Anamaria Salgado does the same thing every day when she comes home from school. She pulls out her paper and markers and begins to draw.
“My favorite is drawing flowers, or people, and drawing all about Arizona,” said the 10-year-old student at Yavapai Elementary School in Scottsdale.
Salgado’s hard work paid off this winter when she and 24 other students were chosen from more than 700 student artists to win a Southwest Indian Foundation certificate.
The Gallup, N.M.-based organization pursues a vibrant American Indian culture by giving something back to youth and encouraging them to create art, said Rhonda Ray, the foundation’s director of special projects.
The entries, which were judged by 28 master American Indian artists, included weaving, sculpture, paintings and drawings.
Though most winners are American Indians, it’s not a requirement.

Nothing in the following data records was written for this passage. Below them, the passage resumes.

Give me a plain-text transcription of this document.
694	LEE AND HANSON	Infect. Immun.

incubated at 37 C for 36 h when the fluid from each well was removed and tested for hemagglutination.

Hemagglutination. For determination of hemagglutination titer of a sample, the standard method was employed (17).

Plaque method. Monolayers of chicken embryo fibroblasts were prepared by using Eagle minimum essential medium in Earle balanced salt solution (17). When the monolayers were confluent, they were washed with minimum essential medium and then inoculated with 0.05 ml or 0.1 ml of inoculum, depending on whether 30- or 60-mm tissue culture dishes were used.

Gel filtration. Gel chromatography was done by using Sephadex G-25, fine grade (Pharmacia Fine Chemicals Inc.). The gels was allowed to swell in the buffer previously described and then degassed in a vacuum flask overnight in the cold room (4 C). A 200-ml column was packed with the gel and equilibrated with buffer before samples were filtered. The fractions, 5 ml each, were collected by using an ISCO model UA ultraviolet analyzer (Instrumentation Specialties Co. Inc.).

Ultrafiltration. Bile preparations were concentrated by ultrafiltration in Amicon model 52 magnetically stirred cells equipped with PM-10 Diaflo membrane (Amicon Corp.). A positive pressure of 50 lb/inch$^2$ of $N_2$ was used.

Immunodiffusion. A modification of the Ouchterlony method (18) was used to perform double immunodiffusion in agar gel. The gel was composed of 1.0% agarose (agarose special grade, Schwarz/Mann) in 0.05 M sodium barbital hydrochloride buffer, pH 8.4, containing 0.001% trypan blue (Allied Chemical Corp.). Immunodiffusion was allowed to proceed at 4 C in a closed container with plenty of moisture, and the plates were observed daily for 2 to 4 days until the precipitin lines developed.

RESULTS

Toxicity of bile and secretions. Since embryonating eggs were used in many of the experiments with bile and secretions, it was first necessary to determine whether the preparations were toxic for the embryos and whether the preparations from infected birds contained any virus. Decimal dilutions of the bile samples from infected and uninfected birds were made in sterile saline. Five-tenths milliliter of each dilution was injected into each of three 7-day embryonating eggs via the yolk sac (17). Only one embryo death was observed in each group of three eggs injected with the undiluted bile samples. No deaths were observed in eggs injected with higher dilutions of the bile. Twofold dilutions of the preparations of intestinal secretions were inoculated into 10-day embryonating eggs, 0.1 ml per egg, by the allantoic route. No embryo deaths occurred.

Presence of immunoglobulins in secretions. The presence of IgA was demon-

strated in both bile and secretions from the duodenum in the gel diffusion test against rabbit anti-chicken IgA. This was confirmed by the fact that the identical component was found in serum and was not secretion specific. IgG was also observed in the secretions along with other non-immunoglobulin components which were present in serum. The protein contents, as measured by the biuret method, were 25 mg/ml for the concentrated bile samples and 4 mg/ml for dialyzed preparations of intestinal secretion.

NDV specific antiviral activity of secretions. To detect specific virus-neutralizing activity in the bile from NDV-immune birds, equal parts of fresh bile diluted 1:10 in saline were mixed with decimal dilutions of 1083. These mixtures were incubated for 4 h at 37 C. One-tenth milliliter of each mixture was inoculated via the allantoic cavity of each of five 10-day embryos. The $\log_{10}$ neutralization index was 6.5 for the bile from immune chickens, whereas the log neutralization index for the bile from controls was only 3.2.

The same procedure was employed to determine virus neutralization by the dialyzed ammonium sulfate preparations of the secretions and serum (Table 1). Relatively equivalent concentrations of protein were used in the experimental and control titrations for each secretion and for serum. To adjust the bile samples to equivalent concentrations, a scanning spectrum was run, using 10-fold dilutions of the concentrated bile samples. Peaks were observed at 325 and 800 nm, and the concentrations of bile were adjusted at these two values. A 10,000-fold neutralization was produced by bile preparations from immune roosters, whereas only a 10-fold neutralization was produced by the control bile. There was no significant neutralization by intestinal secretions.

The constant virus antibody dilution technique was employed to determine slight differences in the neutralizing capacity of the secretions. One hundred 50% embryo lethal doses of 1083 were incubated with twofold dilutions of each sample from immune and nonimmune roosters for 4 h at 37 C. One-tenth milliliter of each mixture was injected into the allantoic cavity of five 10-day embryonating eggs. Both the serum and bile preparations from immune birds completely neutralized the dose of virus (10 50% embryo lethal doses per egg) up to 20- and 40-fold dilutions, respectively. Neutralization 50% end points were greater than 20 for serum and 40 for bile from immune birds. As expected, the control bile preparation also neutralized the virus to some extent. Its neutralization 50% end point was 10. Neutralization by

“It’s about promoting freedom of expression,” Ray said. “Gallup is the birthplace of great Native American art, and we hope to gain recognition, especially for the new generation of artists, to renew that tradition of excellence.”
As a reward, Anamaria will receive a box of new art supplies, with paints, brushes, sketching paper and a drawing board worth more than $150.
Yavapai art teacher Ed Cami, a professional artist, said entering contests is one of the best ways to get his students enthusiastic about artwork.
Dozens of awards and certificates from school, district and art organization contests line the walls of his classroom.
“Always, my goal is to let them (be) involved in these programs,” he said.
While some schools have cut art programs in recent years, Yavapai students still have at least one art class a week.